Danu Damarjati - detikNews
Jumat, 31 Jan 2020 18:24 WIB
Jumat (25/7) menjadi hari terakhir para pekerja kantoran sebelum libur Idul Fitri 2014. Meski belum masuk cuti bersama, namun aktifitas kantoran di Jakarta tampak menurun.
Foto ilustrasi orang-orang Indonesia, tidak berhubungan dengan berita. (Rengga Sancaya/detikcom)
Jakarta -

Bank Dunia meneropong kelas menengah di negara ini. Kelas menengah Indonesia kini terpantau sering travelling dan menghabiskan duit demi hiburan. Apakah Anda kelas menengah yang dimaksud Bank Dunia?

Bank Dunia menerbitkan laporan tahun 2019 berjudul 'Aspiring Indonesia-Expanding the Middle Class', dipublikasikan sejak Kamis (30/1) kemarin.

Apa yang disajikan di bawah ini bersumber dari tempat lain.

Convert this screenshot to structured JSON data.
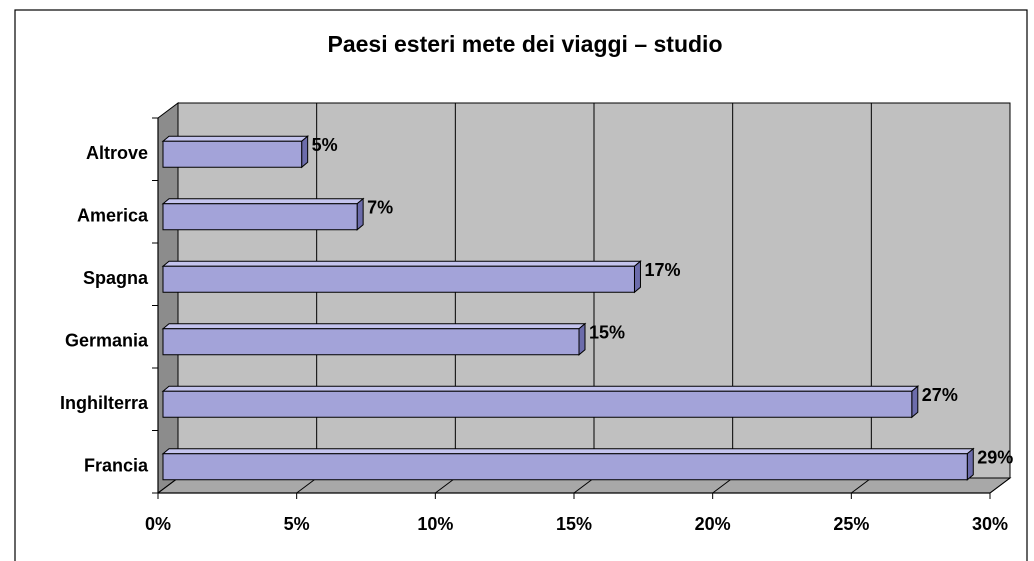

Laporan ini tidak melihat masyarakat Indonesia hanya sebatas kaya dan miskin saja, namun ada kelompok penting yang eksis, yakni kelas menengah. Begini persisnya lapisan-lapisan masyarakat berdasarkan pola konsumsinya:

1. Miskin: Di bawah garis kemiskinan. Nilai konsumsi Rp 354 ribu per bulan
2. Rentan: Di atas garis kemiskinan namun rentan menjadi miskin. Nilai konsumsi Rp 354 ribu sampai Rp 532 ribu per bulan.
3. Calon kelas menengah: Kelas yang belum sepenuhnya aman. Nilai konsumsi Rp 532 ribu sampai Rp 1,2 juta per bulan.
4. Kelas menengah: Kelas yang aman dari risiko jatuh ke kelas miskin atau kelas rentan. Nilai konsumsi Rp 1,2 juta sampai Rp 6 juta per bulan.
5. Kelas atas: Kelas paling sejahtera di Indonesia. Nilai konsumsinya lebih dari Rp 6 juta per bulan.

Pada 1967, Produk Domestik Bruto (PDB) Indonesia cuma USD 657 per orang, menjadikannya sebagai salah satu negara paling miskin di dunia. Namun 50 tahun kemudian, pertumbuhan ekonominya 5,6% per tahun, PDB per kapita tumbuh enam kali lipat hingga nyaris USD 4.000.

Tingkat keberlanjutan dan pertumbuhan yang tinggi ini menjadi salah satu faktor pengurangan kemiskinan paling cepat dalam sejarah. Kini, sudah banyak kelas menengah yang tumbuh di Indonesia. Kelas menengah inilah yang menyusun hampir setengah dari konsumsi se-Indonesia, sekaligus penggerak utama pertumbuhan ekonomi.

"Sekarang ada sekitar 52 juta kelas menengah Indonesia, atau satu dari lima orang Indonesia adalah kelas menengah," kata Bank Dunia.